Oral disease is highly prevalent, and the treatment costs are spiralling. We have to change the way we look at oral healthcare, and we cannot continue with the old surgical model of disease management that we have been using for decades. We need to find a way to deliver quality preventive care and remunerate providers appropriately. Patients have a major role in this, and we have to promote our message in a more effective way than we are currently doing. If we can achieve this goal, then I believe our healthcare will be more effective and costs of oral healthcare can be contained.

Spreading the message
“Most, if not all, oral healthcare professionals understand that caries and periodontal diseases are preventable. However, our understanding of the recovery powers of teeth and periodontal tissues is continually evolving. Oral healthcare professionals need to keep up to date with advances in the field, and the consensus statement can guide them on what we know about gingival and periodontal diseases and their response to treatment at the present time. I think the statement can also be used to advocate for appropriate funding mechanisms for prevention-focused healthcare.

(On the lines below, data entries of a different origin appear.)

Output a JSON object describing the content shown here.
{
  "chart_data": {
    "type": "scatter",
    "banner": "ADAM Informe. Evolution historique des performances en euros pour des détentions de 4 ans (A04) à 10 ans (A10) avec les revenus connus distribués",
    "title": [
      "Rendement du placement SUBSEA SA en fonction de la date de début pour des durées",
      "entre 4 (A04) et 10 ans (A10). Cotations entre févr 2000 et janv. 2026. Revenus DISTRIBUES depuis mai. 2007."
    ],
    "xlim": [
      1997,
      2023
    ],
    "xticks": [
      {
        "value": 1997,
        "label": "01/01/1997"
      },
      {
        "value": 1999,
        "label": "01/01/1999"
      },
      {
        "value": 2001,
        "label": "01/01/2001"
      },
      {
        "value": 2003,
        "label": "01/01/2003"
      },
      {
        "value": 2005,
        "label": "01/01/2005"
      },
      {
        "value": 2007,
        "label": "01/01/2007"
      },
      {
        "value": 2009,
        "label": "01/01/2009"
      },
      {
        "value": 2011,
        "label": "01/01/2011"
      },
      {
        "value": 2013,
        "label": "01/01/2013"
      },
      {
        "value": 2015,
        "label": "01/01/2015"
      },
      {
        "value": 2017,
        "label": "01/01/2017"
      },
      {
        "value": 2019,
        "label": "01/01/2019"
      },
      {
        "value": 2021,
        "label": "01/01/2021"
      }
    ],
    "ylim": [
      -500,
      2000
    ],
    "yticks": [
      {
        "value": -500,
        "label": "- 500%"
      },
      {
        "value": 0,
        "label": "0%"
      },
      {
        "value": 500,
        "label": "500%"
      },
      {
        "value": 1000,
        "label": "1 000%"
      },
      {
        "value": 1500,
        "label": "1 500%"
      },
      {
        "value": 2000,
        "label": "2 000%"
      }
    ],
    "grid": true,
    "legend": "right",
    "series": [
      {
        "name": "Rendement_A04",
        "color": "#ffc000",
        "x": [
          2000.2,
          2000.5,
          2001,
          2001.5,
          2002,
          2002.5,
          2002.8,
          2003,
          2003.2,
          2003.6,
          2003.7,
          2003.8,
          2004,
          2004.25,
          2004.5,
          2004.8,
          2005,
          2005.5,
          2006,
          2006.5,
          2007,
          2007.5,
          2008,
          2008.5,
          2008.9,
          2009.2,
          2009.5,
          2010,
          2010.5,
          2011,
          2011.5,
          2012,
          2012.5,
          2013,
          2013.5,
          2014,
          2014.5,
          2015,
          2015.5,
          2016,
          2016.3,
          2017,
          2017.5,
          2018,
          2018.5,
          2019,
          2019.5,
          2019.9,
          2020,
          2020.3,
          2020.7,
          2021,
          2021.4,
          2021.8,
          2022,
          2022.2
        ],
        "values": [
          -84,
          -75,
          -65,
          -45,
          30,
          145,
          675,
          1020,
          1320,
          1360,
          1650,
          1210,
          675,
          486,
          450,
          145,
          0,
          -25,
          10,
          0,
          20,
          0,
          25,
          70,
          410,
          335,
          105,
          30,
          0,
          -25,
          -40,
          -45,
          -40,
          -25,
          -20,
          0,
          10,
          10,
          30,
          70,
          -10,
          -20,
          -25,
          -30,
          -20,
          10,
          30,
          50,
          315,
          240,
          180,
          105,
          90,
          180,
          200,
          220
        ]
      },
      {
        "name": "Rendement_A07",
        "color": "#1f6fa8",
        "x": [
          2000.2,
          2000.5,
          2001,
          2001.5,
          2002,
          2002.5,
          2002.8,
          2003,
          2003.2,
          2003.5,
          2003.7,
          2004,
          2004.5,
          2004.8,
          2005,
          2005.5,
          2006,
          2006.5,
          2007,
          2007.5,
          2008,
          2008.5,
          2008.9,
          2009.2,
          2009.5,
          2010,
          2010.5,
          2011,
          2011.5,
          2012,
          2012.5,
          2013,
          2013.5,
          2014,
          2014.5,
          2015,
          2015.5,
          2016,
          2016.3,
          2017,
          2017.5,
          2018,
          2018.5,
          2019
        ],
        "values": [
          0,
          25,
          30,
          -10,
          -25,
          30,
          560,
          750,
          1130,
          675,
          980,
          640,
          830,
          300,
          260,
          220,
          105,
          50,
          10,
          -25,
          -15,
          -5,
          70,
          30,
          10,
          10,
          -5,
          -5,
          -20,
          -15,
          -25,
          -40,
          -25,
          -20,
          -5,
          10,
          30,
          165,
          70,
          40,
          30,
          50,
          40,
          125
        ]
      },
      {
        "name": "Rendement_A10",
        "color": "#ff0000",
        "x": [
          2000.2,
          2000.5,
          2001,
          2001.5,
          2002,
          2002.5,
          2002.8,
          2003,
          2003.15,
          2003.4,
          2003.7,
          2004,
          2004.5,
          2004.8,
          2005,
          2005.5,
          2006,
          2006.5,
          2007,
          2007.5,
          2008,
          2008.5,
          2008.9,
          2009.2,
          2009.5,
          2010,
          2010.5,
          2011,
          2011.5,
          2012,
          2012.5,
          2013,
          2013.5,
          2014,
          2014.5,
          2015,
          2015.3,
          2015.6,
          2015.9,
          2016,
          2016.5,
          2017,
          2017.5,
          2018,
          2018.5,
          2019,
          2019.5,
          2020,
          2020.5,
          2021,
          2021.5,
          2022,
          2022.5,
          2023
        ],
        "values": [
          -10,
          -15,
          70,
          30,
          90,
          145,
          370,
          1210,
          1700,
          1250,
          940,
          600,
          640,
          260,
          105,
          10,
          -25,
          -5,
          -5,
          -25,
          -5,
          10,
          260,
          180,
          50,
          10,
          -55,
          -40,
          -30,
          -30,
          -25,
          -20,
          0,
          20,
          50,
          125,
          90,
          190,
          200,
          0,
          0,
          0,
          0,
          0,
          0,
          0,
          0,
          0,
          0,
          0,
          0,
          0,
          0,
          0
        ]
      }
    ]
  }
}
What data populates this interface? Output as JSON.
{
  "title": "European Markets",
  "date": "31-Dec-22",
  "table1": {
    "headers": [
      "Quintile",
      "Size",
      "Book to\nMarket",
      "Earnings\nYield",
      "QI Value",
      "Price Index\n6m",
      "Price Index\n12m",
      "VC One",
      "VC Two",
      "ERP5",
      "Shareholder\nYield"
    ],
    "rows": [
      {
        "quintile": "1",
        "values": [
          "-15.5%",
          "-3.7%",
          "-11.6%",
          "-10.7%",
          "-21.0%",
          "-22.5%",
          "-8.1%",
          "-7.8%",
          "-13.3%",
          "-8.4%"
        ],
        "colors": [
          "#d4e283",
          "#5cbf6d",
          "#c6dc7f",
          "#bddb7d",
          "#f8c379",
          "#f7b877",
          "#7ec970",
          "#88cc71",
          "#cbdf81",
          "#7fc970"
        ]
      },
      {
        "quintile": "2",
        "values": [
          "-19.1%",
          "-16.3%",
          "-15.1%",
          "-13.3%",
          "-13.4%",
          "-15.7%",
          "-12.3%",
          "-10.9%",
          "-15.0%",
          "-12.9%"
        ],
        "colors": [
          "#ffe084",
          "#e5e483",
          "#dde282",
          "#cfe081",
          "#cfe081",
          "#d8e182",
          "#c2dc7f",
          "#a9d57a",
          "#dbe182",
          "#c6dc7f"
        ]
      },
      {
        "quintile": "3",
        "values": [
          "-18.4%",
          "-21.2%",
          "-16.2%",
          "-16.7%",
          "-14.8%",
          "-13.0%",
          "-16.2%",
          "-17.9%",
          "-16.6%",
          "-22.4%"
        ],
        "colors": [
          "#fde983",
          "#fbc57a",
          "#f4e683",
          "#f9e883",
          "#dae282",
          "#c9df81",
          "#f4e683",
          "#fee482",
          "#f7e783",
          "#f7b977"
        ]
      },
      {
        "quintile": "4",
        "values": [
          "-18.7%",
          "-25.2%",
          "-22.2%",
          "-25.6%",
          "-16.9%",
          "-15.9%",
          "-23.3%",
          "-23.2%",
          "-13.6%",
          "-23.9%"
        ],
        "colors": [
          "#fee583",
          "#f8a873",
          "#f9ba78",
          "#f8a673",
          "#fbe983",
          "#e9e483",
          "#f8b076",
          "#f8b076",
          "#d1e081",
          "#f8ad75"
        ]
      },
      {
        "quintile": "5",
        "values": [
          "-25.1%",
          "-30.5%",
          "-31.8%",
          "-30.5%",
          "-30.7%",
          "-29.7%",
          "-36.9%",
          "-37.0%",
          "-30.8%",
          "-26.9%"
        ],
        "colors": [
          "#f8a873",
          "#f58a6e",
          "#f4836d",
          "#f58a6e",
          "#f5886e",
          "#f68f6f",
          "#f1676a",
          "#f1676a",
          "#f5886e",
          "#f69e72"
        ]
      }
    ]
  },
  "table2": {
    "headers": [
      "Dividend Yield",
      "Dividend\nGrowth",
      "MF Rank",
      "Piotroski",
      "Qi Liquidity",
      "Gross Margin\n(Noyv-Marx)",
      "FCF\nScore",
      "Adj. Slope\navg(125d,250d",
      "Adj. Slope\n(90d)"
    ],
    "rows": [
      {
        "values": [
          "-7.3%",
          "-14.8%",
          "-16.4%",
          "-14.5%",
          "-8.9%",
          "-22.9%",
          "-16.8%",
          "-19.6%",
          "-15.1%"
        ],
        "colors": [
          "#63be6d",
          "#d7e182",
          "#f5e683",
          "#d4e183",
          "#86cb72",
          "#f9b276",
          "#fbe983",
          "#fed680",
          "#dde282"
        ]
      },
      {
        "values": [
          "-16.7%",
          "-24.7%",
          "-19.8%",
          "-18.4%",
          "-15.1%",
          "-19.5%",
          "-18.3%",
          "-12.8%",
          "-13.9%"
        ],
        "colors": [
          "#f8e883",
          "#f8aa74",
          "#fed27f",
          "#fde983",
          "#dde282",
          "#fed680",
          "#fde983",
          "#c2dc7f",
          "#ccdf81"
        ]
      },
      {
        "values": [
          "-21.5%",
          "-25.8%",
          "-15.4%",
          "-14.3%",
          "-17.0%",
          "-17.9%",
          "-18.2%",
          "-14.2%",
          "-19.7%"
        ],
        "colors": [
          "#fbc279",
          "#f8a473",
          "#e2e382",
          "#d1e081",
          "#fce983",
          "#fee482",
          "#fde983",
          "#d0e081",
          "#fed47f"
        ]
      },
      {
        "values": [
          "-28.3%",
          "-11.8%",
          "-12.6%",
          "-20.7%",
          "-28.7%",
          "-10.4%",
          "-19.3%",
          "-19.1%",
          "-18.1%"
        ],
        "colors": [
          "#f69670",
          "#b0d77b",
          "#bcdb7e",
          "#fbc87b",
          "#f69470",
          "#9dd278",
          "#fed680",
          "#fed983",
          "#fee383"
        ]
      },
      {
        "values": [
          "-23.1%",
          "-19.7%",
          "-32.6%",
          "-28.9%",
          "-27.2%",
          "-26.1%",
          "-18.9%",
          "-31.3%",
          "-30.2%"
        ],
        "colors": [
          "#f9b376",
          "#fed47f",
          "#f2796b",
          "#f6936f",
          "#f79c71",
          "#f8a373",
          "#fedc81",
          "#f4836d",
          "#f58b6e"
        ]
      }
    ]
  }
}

Patient motivation can be a problem, and regular dental attendance is not the norm. We do need to use other means of getting oral healthcare messages across rather than solely relying on patients visiting a dentist. We should look to other means of promoting the message, e.g., general medical practice and pharmacies.

It works – it can reduce disease
I think dentists need to be convinced home care works, and shown the evidence that it does. However, they need to be remunerated appropriately for this approach. Patients will also need to be educated that paying for such advice is in their interests, and this will require effective communication. Their expectation that they should only be paying dentists for surgical intervention (e.g., drilling a cavity) needs to be moderated, and this can be achieved via effective communication about the role of prevention in disease management.
If the statement was embraced by our profession, I would hope to see a reduction in disease and greater levels of tooth retention in the Irish population over time. It will require us to develop a new approach to undergraduate dental student training and continuing education courses to promote the concept of prevention-focused oral healthcare. This will keep me busy!
If implemented effectively, we should see a marked reduction in disease, improved tooth retention, less replacement of tooth restorations, fewer dentures and a better oral health-related quality of life.”